A segunda década do Beira-Rio começou e terminou com vitórias memoráveis. O período entre 1979 e 1989 teve início com a conquista do tricampeonato nacional em um título invicto e, pouco antes do 20º aniversário do estádio, uma virada em um Gre-Nal histórico significou a classificação para a decisão do Brasileirão e a consequente vaga na Libertadores. O miolo da década, porém, passou sem que houvesse grandes títulos – ainda que estrelas tenham sido reveladas. O maior feito colorado da década de 1980 ocorreu a 10 mil quilômetros de distância, a medalha de prata na Olimpíada de Los Angeles.
— Pode até não ter sido a época mais vitoriosa do Inter, mas foi um período importante para mim. Na época, jogava nas escolinhas do clube, que ficavam no entorno do Beira-Rio. Quando os treinos acabavam, corríamos para o estádio para ver os atletas. Na época, os jogadores davam entrevistas no pátio e chegávamos bem perto para acompanhar. Era uma época em que os ídolos não estavam na TV, estavam na nossa frente — lembra o colorado Marcelo Cardoso da Silva, 44 anos.
Foi basicamente isso o que deixou de legado a década de 1980. Saíram da base Cléo, Gilmar, Luiz Carlos Winck, Aloísio, Pinga, Taffarel, Dunga, Kita. De fora, chegaram Geraldão, Ademir, Ruben Paz, Ademir Alcântara, Silvinho. Todos acabaram campeões das grandes competições, mas não com o Inter, que só levantou taças de Gauchão (tetra de 1981 a 1984).
Para ver esses jogadores, Marcelo, atualmente juiz federal em Gravataí, começou a frequentar o Beira-Rio levado pelo pai, Valter Gonçalves da Silva. Com um detalhe curioso: como era diretor de árbitros da FGF, Valter só podia levar o filho ao estádio, deixá-lo na porta e ir embora.
— Meu pai fazia um trabalho sério, mas para evitar problemas maiores dizia que torcia para a Seleção Brasileira — diverte-se.
Valter morreu em 1980. Alguns anos depois, sua mãe se casou novamente.

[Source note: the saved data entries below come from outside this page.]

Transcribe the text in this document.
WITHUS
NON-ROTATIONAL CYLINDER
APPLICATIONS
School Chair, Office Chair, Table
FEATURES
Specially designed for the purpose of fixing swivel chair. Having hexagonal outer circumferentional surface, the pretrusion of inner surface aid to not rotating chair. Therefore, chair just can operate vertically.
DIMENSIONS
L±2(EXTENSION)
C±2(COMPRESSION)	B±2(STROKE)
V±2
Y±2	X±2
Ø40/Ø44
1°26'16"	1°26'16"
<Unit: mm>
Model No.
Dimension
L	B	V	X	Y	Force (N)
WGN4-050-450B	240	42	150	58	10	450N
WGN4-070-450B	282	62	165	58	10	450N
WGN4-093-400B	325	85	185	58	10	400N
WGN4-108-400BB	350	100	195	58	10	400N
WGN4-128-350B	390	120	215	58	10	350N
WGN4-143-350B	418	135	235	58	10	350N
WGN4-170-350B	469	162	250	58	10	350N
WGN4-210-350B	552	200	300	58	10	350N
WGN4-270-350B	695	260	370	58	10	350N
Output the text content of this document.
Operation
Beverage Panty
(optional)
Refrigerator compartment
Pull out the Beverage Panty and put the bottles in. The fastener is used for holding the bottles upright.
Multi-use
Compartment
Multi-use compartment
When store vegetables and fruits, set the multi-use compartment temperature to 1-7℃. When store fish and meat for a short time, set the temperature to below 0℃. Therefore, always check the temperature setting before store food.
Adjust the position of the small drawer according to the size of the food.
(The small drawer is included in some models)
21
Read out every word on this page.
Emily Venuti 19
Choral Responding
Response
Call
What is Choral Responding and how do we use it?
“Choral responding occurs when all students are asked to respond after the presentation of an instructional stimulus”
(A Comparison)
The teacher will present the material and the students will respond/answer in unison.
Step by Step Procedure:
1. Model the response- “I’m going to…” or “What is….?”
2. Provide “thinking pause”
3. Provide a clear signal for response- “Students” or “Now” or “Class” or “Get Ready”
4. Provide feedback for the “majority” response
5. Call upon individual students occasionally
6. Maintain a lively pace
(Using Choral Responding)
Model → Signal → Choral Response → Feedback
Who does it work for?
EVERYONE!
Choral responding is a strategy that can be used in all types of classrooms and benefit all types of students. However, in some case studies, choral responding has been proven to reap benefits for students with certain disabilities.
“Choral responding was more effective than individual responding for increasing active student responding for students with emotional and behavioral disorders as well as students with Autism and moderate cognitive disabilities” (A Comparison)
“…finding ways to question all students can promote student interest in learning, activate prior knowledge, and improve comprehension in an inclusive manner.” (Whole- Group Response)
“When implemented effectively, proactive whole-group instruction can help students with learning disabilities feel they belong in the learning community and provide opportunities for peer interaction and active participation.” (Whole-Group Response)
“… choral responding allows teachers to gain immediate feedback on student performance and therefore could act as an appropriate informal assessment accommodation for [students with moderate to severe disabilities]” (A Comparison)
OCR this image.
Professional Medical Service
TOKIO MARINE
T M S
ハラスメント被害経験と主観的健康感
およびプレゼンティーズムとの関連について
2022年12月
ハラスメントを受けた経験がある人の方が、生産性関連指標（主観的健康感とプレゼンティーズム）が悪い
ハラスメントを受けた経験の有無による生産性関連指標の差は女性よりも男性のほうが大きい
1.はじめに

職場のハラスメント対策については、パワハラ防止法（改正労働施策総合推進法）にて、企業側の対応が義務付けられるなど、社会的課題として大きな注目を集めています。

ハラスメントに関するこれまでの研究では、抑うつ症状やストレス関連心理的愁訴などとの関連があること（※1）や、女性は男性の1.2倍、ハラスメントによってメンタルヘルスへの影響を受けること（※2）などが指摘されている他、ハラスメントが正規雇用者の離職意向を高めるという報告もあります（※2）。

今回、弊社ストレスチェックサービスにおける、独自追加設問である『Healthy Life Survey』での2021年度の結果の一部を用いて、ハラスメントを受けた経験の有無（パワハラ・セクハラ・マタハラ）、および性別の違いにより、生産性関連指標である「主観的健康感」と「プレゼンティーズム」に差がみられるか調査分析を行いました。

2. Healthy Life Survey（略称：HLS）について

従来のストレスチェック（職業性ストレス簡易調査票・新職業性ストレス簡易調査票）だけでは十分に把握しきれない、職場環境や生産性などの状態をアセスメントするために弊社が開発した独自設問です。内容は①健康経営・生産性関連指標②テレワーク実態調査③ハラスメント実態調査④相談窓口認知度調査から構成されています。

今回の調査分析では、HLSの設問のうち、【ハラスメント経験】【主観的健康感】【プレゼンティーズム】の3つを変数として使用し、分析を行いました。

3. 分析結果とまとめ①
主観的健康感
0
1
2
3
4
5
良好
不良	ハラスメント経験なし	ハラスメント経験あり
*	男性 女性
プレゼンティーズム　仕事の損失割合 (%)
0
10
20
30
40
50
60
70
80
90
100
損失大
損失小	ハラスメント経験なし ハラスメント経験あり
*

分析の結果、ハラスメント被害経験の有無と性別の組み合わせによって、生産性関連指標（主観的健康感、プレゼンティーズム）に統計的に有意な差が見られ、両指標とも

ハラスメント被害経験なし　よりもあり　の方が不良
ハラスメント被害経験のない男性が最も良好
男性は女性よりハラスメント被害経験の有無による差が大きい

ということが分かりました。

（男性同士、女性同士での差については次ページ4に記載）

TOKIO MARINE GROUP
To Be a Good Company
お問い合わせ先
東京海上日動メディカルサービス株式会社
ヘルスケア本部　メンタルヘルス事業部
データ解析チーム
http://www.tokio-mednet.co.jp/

E, com o padrasto, Valdemarino Melgaré, que foi conselheiro do Inter, voltou a frequentar as arquibancadas. Agora, transmite o sentimento para o filho Tobias, 11 anos, que já começou a ser assíduo no estádio.
Quer que um dia ele possa ter a mesma sensação de fevereiro de 1989. Naquele ensolarado domingo pós-Carnaval, o Inter saiu de um intervalo sendo derrotado por 1 a 0 para o Grêmio, na semifinal do Brasileirão, para uma virada consagradora no segundo tempo. Para Marcelo, foi o estádio o principal responsável pela mudança no placar no chamado Gre-Nal do Século.
— Foi a primeira vez em que vi o estádio todo o tempo de pé. Da volta do vestiário em diante, ninguém mais sentou. Era um ambiente muito tenso e entendemos que precisávamos ajudar. Foi a relação entre time e torcida mais bonita que vivi — aponta o juiz, lembrando da festa que se sucedeu à vitória, unindo todos os colorados por Porto Alegre e pelo Interior.
Hoje, a realidade é outra. Já não há mais treinos no complexo Beira-Rio. Não há mais entrevistas no pátio. Não há mais escolinhas por lá. Ficou, para Marcelo, a memória de um lugar absolutamente democrático. Iam de milionários empresários nas cadeiras cobertas a mendigos que esmolavam para conseguir os trocados que davam lugar na coreia. Todos com o mesmo intuito, passando pelas mesmas aflições, vivendo a mesma expectativa. Rindo e chorando juntos.
— Por isso o Beira-Rio teve mais cara de casa do que de monumento para mim. Ele sempre foi um lugar de congraçamento, de encontro de gerações. Avós, pais, tios, filhos, sobrinhos, amigos. Todos caminhando a um palco eterno de esperança, alegrias e frustrações — resume.
Sobre frustrações, aliás, uma é inesquecível para Marcelo. Talvez a mais dolorida dos 50 anos do Beira-Rio. A ferida da derrota para o Olimpia, na semifinal da Libertadores de 1989, deixou a perda do título nacional para o Bahia como um pequeno arranhão. Mas isso foi depois de 6 de abril daquele ano, e é assunto para a próxima década.